Describe what you want the person to achieve, not who you expect them to be
‘You’ll be laser-focused’ might sound off-putting for a person with ADHD. While someone who has to work from home because of sensory processing difficulties might not feel particularly ‘flexible’. Instead, try something like this (from one of our recent job adverts): ‘You can find your way around both a data-laden excel doc and a wordy creative brief’. It tells the candidate your expectations, but leaves the ‘how’ up to them.
Put the same thought into describing your company
‘We’re a sociable bunch’ might sound great to someone who thrives on being around people. But for an autistic person it could be a reason not to apply. And it’s easily fixed: ‘We’re a friendly bunch.’ It just takes a few extra moments thinking about your potential candidates.
Avoid figurative language, like metaphors and similes
They mess with words’ actual meanings — think ‘low-hanging fruit’ and the ever-bizarre ‘peeling the onion’ — so if you don’t know the phrase, you’re immediately alienated. But research also shows that some figurative language is difficult for autistic people to understand, as they tend to take things literally. So instead of, ‘you’ll move the needle on sinking projects’ (what needle?
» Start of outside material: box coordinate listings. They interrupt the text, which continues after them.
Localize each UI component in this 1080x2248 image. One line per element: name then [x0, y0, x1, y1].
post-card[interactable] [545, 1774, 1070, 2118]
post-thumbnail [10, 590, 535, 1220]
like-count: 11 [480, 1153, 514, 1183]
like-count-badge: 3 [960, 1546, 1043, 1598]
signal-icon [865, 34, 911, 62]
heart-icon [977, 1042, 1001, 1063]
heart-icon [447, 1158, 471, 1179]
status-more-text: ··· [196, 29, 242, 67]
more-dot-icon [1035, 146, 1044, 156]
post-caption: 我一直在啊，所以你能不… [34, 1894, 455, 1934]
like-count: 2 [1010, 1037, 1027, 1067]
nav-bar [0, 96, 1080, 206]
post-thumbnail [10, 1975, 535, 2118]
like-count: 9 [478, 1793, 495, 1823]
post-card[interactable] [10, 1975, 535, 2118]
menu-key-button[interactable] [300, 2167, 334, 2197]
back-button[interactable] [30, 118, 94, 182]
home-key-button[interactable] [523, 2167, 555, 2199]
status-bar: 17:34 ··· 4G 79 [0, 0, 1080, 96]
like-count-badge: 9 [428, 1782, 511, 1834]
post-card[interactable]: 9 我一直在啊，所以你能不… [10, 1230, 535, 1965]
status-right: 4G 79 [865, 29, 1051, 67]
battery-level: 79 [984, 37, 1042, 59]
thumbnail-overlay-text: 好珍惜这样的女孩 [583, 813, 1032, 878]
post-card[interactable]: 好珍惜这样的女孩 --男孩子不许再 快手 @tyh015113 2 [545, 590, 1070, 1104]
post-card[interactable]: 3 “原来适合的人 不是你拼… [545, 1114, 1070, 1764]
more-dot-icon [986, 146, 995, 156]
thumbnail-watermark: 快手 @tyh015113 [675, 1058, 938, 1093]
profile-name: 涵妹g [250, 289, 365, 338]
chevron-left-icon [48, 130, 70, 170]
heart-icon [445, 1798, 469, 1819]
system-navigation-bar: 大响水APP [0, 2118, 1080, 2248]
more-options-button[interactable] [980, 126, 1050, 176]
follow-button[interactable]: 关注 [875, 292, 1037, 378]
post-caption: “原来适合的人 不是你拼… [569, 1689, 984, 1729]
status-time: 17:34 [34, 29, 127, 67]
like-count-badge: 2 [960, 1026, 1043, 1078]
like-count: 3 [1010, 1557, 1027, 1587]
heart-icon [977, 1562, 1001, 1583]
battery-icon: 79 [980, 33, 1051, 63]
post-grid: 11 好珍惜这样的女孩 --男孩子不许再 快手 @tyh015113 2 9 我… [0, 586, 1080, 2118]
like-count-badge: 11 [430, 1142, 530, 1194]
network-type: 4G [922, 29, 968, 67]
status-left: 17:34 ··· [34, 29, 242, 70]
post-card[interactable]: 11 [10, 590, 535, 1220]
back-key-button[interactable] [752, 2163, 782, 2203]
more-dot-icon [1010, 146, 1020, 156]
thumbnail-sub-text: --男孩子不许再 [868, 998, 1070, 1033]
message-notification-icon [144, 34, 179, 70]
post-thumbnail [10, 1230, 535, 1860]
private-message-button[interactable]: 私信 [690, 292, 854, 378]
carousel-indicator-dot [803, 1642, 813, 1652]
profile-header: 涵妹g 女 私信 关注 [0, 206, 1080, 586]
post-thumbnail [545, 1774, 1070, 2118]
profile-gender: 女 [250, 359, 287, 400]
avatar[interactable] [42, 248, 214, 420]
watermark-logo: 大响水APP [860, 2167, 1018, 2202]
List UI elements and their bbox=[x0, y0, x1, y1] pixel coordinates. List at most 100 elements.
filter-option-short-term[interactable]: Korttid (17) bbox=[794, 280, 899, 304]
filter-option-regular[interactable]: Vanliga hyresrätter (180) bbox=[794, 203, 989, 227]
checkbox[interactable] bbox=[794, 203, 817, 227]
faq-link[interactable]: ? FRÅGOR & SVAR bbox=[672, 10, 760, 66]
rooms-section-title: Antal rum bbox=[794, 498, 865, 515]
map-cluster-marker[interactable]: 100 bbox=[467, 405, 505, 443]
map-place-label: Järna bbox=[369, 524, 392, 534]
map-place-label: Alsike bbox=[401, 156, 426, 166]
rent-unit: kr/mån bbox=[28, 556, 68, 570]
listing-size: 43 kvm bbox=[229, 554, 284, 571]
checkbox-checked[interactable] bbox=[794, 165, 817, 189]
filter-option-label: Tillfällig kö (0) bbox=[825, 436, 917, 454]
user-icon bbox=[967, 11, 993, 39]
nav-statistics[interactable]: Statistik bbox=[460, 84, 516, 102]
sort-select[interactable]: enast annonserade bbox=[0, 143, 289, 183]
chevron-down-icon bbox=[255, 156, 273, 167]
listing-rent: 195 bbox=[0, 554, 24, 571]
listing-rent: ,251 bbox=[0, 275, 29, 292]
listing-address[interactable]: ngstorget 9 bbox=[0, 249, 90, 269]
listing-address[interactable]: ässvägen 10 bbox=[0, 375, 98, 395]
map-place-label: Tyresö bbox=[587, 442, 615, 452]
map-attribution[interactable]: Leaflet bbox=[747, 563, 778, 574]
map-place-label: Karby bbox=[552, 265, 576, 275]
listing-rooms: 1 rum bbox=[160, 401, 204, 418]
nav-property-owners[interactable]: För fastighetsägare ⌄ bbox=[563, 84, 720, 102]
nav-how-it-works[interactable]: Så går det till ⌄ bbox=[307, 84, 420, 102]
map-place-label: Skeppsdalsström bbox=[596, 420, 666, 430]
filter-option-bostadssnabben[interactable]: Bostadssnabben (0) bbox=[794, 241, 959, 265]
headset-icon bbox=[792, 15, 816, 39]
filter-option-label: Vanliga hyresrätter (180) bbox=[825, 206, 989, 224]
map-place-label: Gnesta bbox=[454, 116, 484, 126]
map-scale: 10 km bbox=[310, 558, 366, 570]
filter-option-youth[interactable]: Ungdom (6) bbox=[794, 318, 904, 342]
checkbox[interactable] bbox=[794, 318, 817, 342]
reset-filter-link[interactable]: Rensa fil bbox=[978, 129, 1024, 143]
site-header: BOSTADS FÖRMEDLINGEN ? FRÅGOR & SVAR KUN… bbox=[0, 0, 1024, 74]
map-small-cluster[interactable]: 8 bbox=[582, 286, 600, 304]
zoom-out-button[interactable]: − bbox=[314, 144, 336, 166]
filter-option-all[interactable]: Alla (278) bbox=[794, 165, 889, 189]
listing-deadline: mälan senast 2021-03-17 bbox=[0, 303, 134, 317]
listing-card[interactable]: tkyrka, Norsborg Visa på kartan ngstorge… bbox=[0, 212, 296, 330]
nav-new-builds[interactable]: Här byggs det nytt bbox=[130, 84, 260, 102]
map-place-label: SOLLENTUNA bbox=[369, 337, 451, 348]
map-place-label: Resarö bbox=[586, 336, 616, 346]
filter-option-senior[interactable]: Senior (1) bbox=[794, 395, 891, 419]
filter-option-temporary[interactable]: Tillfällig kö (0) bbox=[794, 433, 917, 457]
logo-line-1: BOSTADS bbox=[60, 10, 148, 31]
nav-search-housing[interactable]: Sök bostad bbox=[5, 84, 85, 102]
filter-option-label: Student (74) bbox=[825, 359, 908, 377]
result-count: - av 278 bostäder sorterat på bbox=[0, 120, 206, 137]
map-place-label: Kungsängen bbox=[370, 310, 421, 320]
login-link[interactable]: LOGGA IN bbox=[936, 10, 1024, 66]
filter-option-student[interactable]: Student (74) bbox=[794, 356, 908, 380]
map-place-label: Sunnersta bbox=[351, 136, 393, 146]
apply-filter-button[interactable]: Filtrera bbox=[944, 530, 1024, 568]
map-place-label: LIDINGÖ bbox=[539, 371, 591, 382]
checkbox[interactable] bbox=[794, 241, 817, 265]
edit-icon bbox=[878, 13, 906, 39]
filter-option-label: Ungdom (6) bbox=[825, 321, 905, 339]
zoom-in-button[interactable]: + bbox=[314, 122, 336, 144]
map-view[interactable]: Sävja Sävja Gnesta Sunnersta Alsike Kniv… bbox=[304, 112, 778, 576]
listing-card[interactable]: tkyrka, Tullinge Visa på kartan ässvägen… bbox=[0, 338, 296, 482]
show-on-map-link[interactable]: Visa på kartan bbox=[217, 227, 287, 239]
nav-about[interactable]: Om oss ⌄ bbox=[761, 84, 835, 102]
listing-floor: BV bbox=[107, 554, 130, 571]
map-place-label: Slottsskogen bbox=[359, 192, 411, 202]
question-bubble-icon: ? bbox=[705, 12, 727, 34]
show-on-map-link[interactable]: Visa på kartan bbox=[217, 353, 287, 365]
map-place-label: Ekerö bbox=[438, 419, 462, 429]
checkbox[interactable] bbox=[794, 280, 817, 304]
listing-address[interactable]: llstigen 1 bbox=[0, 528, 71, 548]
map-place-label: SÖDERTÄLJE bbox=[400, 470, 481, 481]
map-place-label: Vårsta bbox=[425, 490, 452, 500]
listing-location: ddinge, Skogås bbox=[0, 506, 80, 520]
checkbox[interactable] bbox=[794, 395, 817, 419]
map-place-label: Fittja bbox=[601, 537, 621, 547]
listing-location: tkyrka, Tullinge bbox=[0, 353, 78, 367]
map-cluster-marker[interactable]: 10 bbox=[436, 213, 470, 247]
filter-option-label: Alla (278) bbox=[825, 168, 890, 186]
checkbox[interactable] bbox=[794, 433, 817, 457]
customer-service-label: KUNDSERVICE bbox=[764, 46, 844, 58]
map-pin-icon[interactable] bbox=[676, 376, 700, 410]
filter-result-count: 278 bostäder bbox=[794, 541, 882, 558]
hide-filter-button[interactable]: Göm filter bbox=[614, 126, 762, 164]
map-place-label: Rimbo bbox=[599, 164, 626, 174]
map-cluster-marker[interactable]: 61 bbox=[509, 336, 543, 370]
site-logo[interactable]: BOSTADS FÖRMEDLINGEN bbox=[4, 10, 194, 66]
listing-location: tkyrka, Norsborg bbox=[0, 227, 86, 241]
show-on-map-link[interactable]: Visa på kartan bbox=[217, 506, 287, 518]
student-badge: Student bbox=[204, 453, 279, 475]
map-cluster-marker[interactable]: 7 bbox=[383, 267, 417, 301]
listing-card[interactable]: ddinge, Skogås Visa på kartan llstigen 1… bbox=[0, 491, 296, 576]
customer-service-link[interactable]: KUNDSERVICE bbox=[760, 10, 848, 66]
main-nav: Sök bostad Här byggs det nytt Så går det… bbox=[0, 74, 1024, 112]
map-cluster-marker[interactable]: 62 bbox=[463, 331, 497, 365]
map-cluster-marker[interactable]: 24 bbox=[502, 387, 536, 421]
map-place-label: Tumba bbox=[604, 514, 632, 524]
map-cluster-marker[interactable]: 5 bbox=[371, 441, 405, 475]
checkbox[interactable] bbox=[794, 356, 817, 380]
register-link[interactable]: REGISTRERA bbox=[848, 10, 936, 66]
How can a project sink?) try, ‘you’ll noticeably improve failing projects.’ Watch out for irony and sarcasm, too — they also don’t mean what they say.
Write like you speak
This is an especially good rule of thumb when writing for people who find reading difficult. Imagine you’re explaining the job to a friend face-to-face, then write down what you’d say. You’ll probably use normal words instead of the formal ones that creep in when you write — ‘start’ instead of ‘commence’. And your writing will get more active, too: ‘We train people’ instead of ‘training is delivered by our organisation’. Use our free readability checker to see how you’re doing.
Make your ad skimmable
UX expert Jakob Nielsen described readers as selfish, lazy and ruthless because they don’t read any more; they skim. And if they can’t, they lose interest. This might be especially true for candidates who struggle with reading, visual processing or focusing. So break your ad into manageable chunks (3-4 sentences per paragraph), and use lots of white space, bullet points and subheadings — the best kind summarise what’s in each paragraph.
Don’t forget about design
The British Dyslexia Association has a brilliant style guide, with advice on things like readable fonts, line spacing, and the use of colours. And Microsoft has a guide for making PowerPoints more accessible, too.
Get a second opinion
Ideally from someone who you had in mind when trying to write more accessibly. There are lots of self-advocacy groups out there to help you. So get googling.
These tips are just for starters
You could also check things like your tone of voice, your onboarding processes or your workplace culture — would they make all kinds of brains feel at home? And if you’d like to find out more about writing inclusively, we run a training session on that very topic.
In the meantime, we hope you find all the brilliant brains you’re after.